Gesellschaft | Familie

Väter rund um die Geburt

Regionale Runde Tische zur Rolle des Vaters rund um die Geburt und in den ersten Lebensjahren.
Hinweis: Dieser Artikel ist ein Beitrag der Community und spiegelt nicht notwendigerweise die Meinung der SALTO-Redaktion wider.
ein fürsorglicher Vater
Foto: Alfred Tschager

Väter haben einen anderen Start in die Elternschaft als Mütter. Sie spüren nicht in gleicher Weise, wie sich der Nachwuchs in der Schwangerschaft entwickelt und somit entwickelt sich auch die Bindung zum Kind auf anderen Wegen. Trotzdem haben Väter genauso wie Mütter eine intuitive Veranlagung sich vom ersten Tag an fürsorglich um das Baby zu kümmern. Knapp 100 Personen aus den verschiedensten Organisationen und Berufen haben sich in 6 regionalen Runden Tischen, welche von der Sozialgenossenschaft „väter aktiv“ gemeinsam mit einem lokalen Partner organisiert, zur Rolle des Vaters rund um die Geburt und in den ersten Lebensjahren informiert und ausgetauscht. Sie sind ein Beitrag zur Handlungsempfehlung „lokale Netzwerke“ im Forschungsprojektbericht Frühe Hilfen.

Ein starker Start war der Bericht eines Vaters über seine Erlebnisse zu Hause und seine Erfahrungen mit den Diensten in der Umgebung. Danach gab es einen kurzen Vortrag von Michael Bockhorni (väter aktiv).
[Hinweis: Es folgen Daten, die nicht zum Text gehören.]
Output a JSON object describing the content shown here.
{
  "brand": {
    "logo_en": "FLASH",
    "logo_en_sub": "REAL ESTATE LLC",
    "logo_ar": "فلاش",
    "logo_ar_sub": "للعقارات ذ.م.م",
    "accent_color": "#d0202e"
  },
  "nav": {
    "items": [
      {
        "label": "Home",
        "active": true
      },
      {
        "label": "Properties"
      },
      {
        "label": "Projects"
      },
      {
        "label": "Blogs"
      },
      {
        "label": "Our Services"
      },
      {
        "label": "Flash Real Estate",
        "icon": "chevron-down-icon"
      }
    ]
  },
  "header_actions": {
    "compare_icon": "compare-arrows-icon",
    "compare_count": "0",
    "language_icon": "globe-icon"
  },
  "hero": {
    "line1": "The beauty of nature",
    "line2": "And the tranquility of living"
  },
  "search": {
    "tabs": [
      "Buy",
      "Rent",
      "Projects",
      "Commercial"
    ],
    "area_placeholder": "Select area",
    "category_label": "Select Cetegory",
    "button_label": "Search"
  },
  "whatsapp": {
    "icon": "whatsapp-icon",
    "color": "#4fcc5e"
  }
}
Rund um die Geburt sprechen Expertinnen und Experten immer von Müttern und ihren Kindern, übersehen die veränderte Rollen von Vätern in den letzten Jahrzehnten, somit bleiben auch Ressourcen für Kind und Mutter ungenutzt. Das ist mit ein Grund warum es nach der Geburt sehr oft zu einer Retraditionalisierung, also einer Rückkehr zu traditionellen Rollenbildern von Mann und Frau kommt.
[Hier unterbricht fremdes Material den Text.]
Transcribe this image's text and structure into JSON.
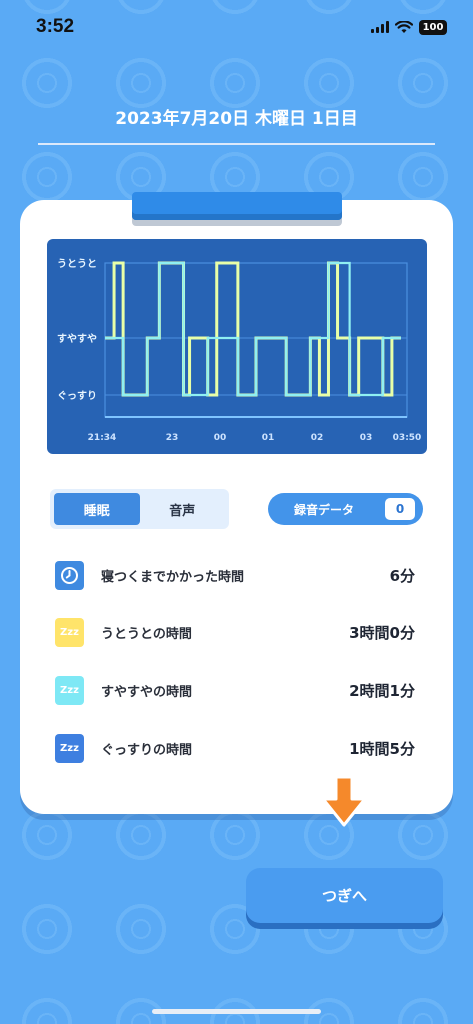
{
  "status": {
    "time": "3:52",
    "battery": "100"
  },
  "header": {
    "date_title": "2023年7月20日 木曜日 1日目"
  },
  "chart_data": {
    "type": "line",
    "y_categories": [
      "うとうと",
      "すやすや",
      "ぐっすり"
    ],
    "x_ticks": [
      "21:34",
      "23",
      "00",
      "01",
      "02",
      "03",
      "03:50"
    ],
    "series": [
      {
        "color": "#e8ffa8",
        "x": [
          0,
          0.03,
          0.03,
          0.06,
          0.06,
          0.14,
          0.14,
          0.18,
          0.18,
          0.26,
          0.26,
          0.28,
          0.28,
          0.34,
          0.34,
          0.37,
          0.37,
          0.44,
          0.44,
          0.5,
          0.5,
          0.6,
          0.6,
          0.68,
          0.68,
          0.71,
          0.71,
          0.74,
          0.74,
          0.77,
          0.77,
          0.81,
          0.81,
          0.84,
          0.84,
          0.92,
          0.92,
          0.95,
          0.95,
          0.98
        ],
        "y": [
          1,
          1,
          2,
          2,
          0,
          0,
          1,
          1,
          2,
          2,
          0,
          0,
          1,
          1,
          0,
          0,
          2,
          2,
          0,
          0,
          1,
          1,
          0,
          0,
          1,
          1,
          0,
          0,
          2,
          2,
          1,
          1,
          0,
          0,
          1,
          1,
          0,
          0,
          1,
          1
        ]
      },
      {
        "color": "#8ff0f2",
        "x": [
          0,
          0.06,
          0.14,
          0.18,
          0.26,
          0.34,
          0.44,
          0.5,
          0.6,
          0.68,
          0.74,
          0.81,
          0.92,
          0.98
        ],
        "y": [
          1,
          0,
          1,
          2,
          0,
          1,
          0,
          1,
          0,
          1,
          2,
          0,
          1,
          1
        ]
      }
    ]
  },
  "toggle": {
    "sleep_label": "睡眠",
    "sound_label": "音声"
  },
  "recording": {
    "label": "録音データ",
    "count": "0"
  },
  "stats": [
    {
      "icon": "clock-icon",
      "icon_text": "",
      "color": "#3f8ae0",
      "label": "寝つくまでかかった時間",
      "value": "6分"
    },
    {
      "icon": "zzz-light-icon",
      "icon_text": "Zzz",
      "color": "#ffe46a",
      "label": "うとうとの時間",
      "value": "3時間0分"
    },
    {
      "icon": "zzz-medium-icon",
      "icon_text": "Zzz",
      "color": "#7ee8f5",
      "label": "すやすやの時間",
      "value": "2時間1分"
    },
    {
      "icon": "zzz-deep-icon",
      "icon_text": "Zzz",
      "color": "#3e7fe0",
      "label": "ぐっすりの時間",
      "value": "1時間5分"
    }
  ],
  "next_button": {
    "label": "つぎへ"
  },
  "colors": {
    "background": "#5aaaf5",
    "accent": "#3f8ae0",
    "arrow": "#f5892b"
  }
}
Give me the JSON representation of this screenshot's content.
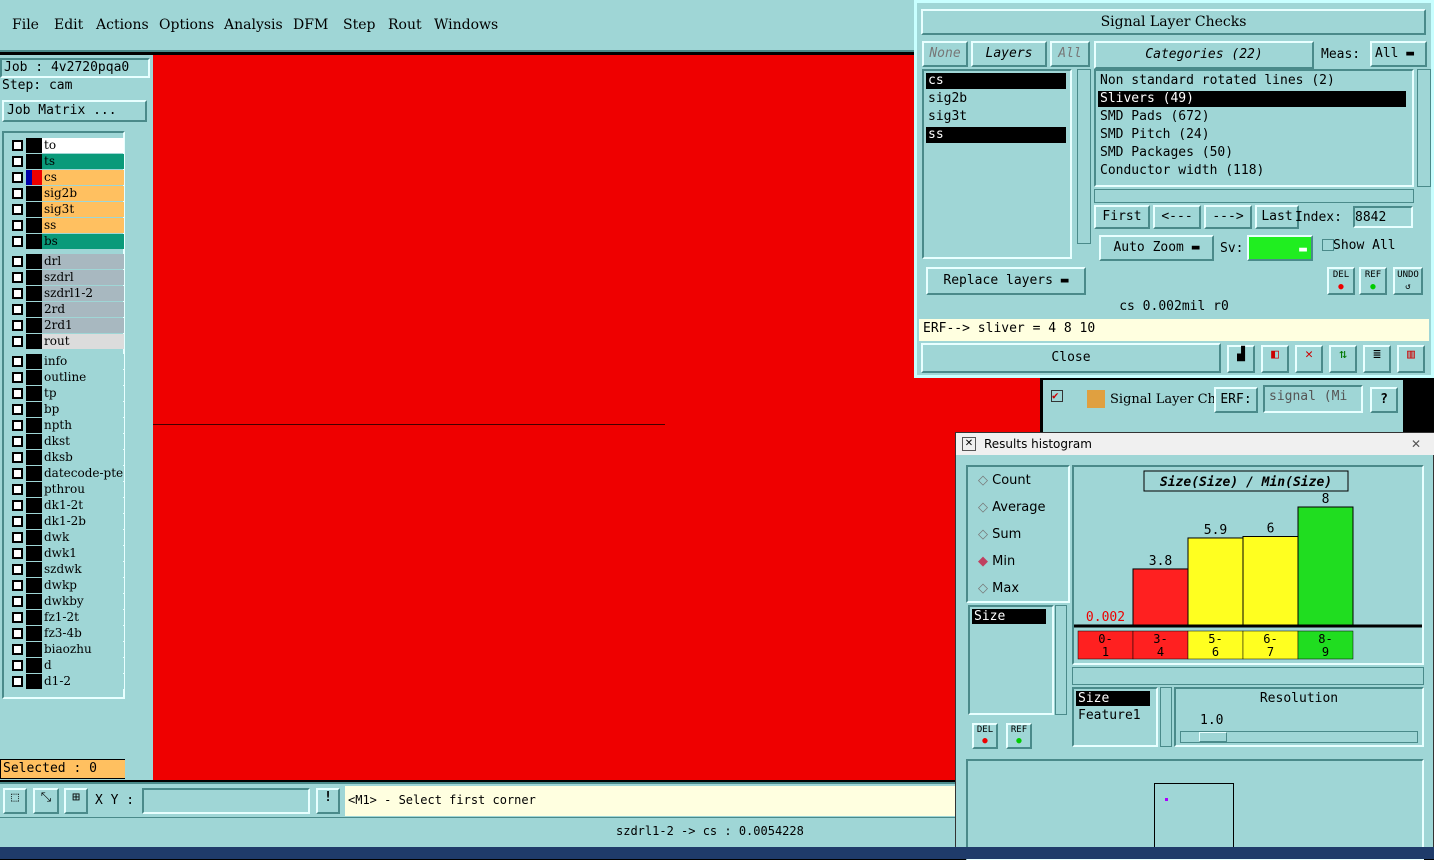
{
  "menu": [
    "File",
    "Edit",
    "Actions",
    "Options",
    "Analysis",
    "DFM",
    "Step",
    "Rout",
    "Windows"
  ],
  "job": {
    "label": "Job : 4v2720pqa0",
    "step": "Step: cam",
    "matrix_button": "Job Matrix ..."
  },
  "layers": [
    {
      "name": "to",
      "color": "#ffffff",
      "sel": false
    },
    {
      "name": "ts",
      "color": "#0a9a7a",
      "sel": false
    },
    {
      "name": "cs",
      "color": "#ffc060",
      "sel": true
    },
    {
      "name": "sig2b",
      "color": "#ffc060",
      "sel": false
    },
    {
      "name": "sig3t",
      "color": "#ffc060",
      "sel": false
    },
    {
      "name": "ss",
      "color": "#ffc060",
      "sel": false
    },
    {
      "name": "bs",
      "color": "#0a9a7a",
      "sel": false
    },
    {
      "name": "drl",
      "color": "#a8b8c0",
      "sel": false
    },
    {
      "name": "szdrl",
      "color": "#a8b8c0",
      "sel": false
    },
    {
      "name": "szdrl1-2",
      "color": "#a8b8c0",
      "sel": false
    },
    {
      "name": "2rd",
      "color": "#a8b8c0",
      "sel": false
    },
    {
      "name": "2rd1",
      "color": "#a8b8c0",
      "sel": false
    },
    {
      "name": "rout",
      "color": "#dcdcdc",
      "sel": false
    },
    {
      "name": "info",
      "color": "#9fd6d6",
      "sel": false
    },
    {
      "name": "outline",
      "color": "#9fd6d6",
      "sel": false
    },
    {
      "name": "tp",
      "color": "#9fd6d6",
      "sel": false
    },
    {
      "name": "bp",
      "color": "#9fd6d6",
      "sel": false
    },
    {
      "name": "npth",
      "color": "#9fd6d6",
      "sel": false
    },
    {
      "name": "dkst",
      "color": "#9fd6d6",
      "sel": false
    },
    {
      "name": "dksb",
      "color": "#9fd6d6",
      "sel": false
    },
    {
      "name": "datecode-pte",
      "color": "#9fd6d6",
      "sel": false
    },
    {
      "name": "pthrou",
      "color": "#9fd6d6",
      "sel": false
    },
    {
      "name": "dk1-2t",
      "color": "#9fd6d6",
      "sel": false
    },
    {
      "name": "dk1-2b",
      "color": "#9fd6d6",
      "sel": false
    },
    {
      "name": "dwk",
      "color": "#9fd6d6",
      "sel": false
    },
    {
      "name": "dwk1",
      "color": "#9fd6d6",
      "sel": false
    },
    {
      "name": "szdwk",
      "color": "#9fd6d6",
      "sel": false
    },
    {
      "name": "dwkp",
      "color": "#9fd6d6",
      "sel": false
    },
    {
      "name": "dwkby",
      "color": "#9fd6d6",
      "sel": false
    },
    {
      "name": "fz1-2t",
      "color": "#9fd6d6",
      "sel": false
    },
    {
      "name": "fz3-4b",
      "color": "#9fd6d6",
      "sel": false
    },
    {
      "name": "biaozhu",
      "color": "#9fd6d6",
      "sel": false
    },
    {
      "name": "d",
      "color": "#9fd6d6",
      "sel": false
    },
    {
      "name": "d1-2",
      "color": "#9fd6d6",
      "sel": false
    }
  ],
  "selected_label": "Selected : 0",
  "bottom": {
    "xy_label": "X Y :",
    "xy_value": "",
    "prompt": "<M1> - Select first corner",
    "status": "szdrl1-2 -> cs : 0.0054228"
  },
  "checks": {
    "title": "Signal Layer Checks",
    "none_btn": "None",
    "layers_btn": "Layers",
    "all_btn": "All",
    "categories_btn": "Categories (22)",
    "meas_label": "Meas:",
    "meas_value": "All",
    "layer_list": [
      {
        "name": "cs",
        "sel": true
      },
      {
        "name": "sig2b",
        "sel": false
      },
      {
        "name": "sig3t",
        "sel": false
      },
      {
        "name": "ss",
        "sel": true
      }
    ],
    "categories": [
      {
        "name": "Non standard rotated lines (2)",
        "sel": false
      },
      {
        "name": "Slivers (49)",
        "sel": true
      },
      {
        "name": "SMD Pads (672)",
        "sel": false
      },
      {
        "name": "SMD Pitch (24)",
        "sel": false
      },
      {
        "name": "SMD Packages (50)",
        "sel": false
      },
      {
        "name": "Conductor width (118)",
        "sel": false
      }
    ],
    "first": "First",
    "prev": "<---",
    "next": "--->",
    "last": "Last",
    "index_label": "Index:",
    "index_value": "8842",
    "autozoom": "Auto Zoom",
    "sv_label": "Sv:",
    "show_all": "Show All",
    "replace_layers": "Replace layers",
    "del": "DEL",
    "ref": "REF",
    "undo": "UNDO",
    "info_line": "cs 0.002mil  r0",
    "erf_line": "ERF--> sliver = 4 8 10",
    "close": "Close"
  },
  "signal_bar": {
    "title": "Signal Layer Ch",
    "erf_label": "ERF:",
    "erf_value": "signal (Mi",
    "help": "?"
  },
  "histogram": {
    "title": "Results histogram",
    "modes": [
      "Count",
      "Average",
      "Sum",
      "Min",
      "Max"
    ],
    "selected_mode": "Min",
    "field_list": [
      "Size"
    ],
    "del": "DEL",
    "ref": "REF",
    "resolution_label": "Resolution",
    "resolution_value": "1.0",
    "param_list": [
      "Size",
      "Feature1"
    ]
  },
  "chart_data": {
    "type": "bar",
    "title": "Size(Size) / Min(Size)",
    "categories": [
      "0-1",
      "3-4",
      "5-6",
      "6-7",
      "8-9"
    ],
    "values": [
      0.002,
      3.8,
      5.9,
      6,
      8
    ],
    "value_labels": [
      "0.002",
      "3.8",
      "5.9",
      "6",
      "8"
    ],
    "colors": [
      "#ff2020",
      "#ff2020",
      "#ffff20",
      "#ffff20",
      "#20dd20"
    ],
    "ylim": [
      0,
      8
    ]
  }
}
Dabei nehmen 90% aller Väter an der Geburt teil, 80% sind auch im Kreissaal anwesend. Die Väter beschreiben das Geburtserlebnis positiv und die Mütter nehmen die Anwesenheit des Vaters überwiegend als ausgesprochen unterstützend wahr. Väter haben einen signifikanten Einfluss darauf, ob, wie lange und wie „erfolgreich“, das heißt wie komplikationsreich oder -arm ihre Kinder gestillt werden.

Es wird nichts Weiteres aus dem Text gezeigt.